My research on Adverse Religious Experiences (AREs) and the Discovering Self Theory — recently published in the Journal of Advanced Nursing — emerged from this same conviction. When women who have experienced religious harm sit across from a nurse, a counselor, or a public health practitioner, they are not presenting a symptom. They are presenting a self — fragmented, silenced, and searching for restoration. My work asks: how do we meet them there?

As a member of USF's Mission Council, I have had the privilege of exploring how these questions live inside our institution as well. The Jesuit commitment to justice, to accompaniment, and to the formation of the whole person is not separate from the work of nursing science — it is its highest expression. I bring that conviction into every classroom, every mentorship conversation, and every page of my research.

To care for the whole person is to take seriously the social, spiritual, and structural forces that shape health. That is what Cura Personalis demands of us — and it is what nursing, at its best, delivers.

In a conversation with Dr. Schwartz about this accomplishment, she shared her journey, highlighting the resilience and perseverance that can serve as valuable lessons for colleagues and students navigating their own scholarly paths.

Before the Journal of Advanced Nursing said yes, two other journals said no.

I want to name that plainly, because academic culture rarely does. We celebrate acceptances. We post DOIs. We add lines to CVs. But the rejections — the ones that arrive in your inbox after months of waiting, after you have already imagined the work landing in readers' hands — those tend to stay private. I think that silence does a disservice to every scholar who has ever wondered whether the work is good enough, whether they are good enough.

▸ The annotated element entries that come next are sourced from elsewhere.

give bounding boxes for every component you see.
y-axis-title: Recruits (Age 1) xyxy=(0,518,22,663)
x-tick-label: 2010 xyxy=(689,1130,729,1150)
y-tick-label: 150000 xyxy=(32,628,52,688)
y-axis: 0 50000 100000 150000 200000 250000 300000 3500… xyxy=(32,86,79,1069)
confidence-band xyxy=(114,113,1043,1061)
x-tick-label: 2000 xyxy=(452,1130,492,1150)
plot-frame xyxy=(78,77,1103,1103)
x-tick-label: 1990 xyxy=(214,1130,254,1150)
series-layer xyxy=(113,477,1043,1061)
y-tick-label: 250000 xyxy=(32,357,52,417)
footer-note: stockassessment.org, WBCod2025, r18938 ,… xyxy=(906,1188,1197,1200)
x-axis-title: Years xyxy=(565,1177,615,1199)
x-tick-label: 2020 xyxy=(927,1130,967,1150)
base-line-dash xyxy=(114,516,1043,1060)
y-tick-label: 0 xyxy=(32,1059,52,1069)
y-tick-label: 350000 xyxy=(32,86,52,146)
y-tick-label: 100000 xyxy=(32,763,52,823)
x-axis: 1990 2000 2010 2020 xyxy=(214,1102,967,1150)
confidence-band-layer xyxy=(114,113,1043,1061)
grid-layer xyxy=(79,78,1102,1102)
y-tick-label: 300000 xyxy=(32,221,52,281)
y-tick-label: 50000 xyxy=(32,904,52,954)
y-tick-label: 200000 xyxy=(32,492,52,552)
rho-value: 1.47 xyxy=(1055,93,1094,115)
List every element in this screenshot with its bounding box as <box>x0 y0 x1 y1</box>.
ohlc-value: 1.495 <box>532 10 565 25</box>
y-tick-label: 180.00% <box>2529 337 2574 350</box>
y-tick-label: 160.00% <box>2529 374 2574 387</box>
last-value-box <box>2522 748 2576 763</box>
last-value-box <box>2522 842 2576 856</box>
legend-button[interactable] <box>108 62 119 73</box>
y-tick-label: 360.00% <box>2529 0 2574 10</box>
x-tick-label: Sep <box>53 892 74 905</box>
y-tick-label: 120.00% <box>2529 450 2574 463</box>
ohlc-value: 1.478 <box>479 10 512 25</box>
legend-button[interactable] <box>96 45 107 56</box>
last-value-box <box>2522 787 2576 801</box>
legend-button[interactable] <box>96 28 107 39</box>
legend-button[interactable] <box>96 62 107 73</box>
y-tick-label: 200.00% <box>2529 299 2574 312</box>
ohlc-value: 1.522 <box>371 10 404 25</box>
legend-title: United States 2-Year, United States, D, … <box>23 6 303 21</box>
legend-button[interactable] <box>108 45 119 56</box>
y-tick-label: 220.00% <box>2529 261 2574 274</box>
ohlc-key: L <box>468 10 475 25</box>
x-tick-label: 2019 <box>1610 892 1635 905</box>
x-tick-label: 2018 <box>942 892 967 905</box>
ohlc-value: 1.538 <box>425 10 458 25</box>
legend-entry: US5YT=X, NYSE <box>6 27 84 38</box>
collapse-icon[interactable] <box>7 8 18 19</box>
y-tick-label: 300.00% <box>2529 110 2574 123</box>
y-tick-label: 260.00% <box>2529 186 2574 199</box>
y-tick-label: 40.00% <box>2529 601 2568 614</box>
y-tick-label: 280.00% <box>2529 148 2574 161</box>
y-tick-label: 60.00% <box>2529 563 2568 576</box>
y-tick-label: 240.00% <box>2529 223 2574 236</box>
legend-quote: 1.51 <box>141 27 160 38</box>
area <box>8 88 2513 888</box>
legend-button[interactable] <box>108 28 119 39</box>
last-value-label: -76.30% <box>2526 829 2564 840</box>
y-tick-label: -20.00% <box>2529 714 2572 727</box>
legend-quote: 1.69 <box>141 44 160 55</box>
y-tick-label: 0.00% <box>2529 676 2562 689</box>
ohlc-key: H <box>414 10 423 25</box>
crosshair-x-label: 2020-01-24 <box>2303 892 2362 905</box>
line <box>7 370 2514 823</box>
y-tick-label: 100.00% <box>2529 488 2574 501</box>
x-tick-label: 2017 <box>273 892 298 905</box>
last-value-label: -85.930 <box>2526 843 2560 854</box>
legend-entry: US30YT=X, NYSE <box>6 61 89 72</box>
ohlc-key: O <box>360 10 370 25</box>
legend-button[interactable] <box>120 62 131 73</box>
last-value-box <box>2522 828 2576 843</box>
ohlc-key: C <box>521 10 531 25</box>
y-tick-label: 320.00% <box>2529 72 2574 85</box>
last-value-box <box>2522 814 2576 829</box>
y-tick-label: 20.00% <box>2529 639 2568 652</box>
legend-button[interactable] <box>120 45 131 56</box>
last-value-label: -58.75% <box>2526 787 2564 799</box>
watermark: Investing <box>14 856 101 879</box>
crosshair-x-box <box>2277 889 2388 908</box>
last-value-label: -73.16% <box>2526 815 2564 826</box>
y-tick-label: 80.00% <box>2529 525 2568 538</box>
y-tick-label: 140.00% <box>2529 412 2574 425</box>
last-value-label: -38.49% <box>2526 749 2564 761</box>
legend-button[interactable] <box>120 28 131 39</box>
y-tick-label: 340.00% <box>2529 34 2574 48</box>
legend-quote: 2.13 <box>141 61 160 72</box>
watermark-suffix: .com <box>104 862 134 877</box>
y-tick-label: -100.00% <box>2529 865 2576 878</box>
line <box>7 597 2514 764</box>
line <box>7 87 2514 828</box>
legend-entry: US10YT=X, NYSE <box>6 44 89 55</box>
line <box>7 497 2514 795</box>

This paper began as my doctoral dissertation at Azusa Pacific University, where I graduated summa cum laude and developed the Discovering Self Theory through years of listening to women's stories of religious harm and recovery. I believed in the work. But believing in your work does not make the editorial process gentle. The first rejection stung. The second one made me question the framing, the fit, the entire submission strategy.

What kept me moving was something I had learned from the very women whose voices shaped my theory: that the path from woundedness to wholeness is rarely linear, and that turning points rarely announce themselves in advance. Each rejection carried information. Each revision made the argument sharper, the contribution clearer, the manuscript stronger.

When the Journal of Advanced Nursing — one of the most rigorous nursing journals in the world — accepted the paper, it was not despite those two rejections. It was, in part, because of them.

I share this because I teach graduate students who are writing their first manuscripts and facing their first editorial decisions. I want them to know that persistence in scholarship is not stubbornness. It is fidelity — to the participants whose stories you carry, to the field you are trying to move, and to the kind of nurse-scholar you are becoming.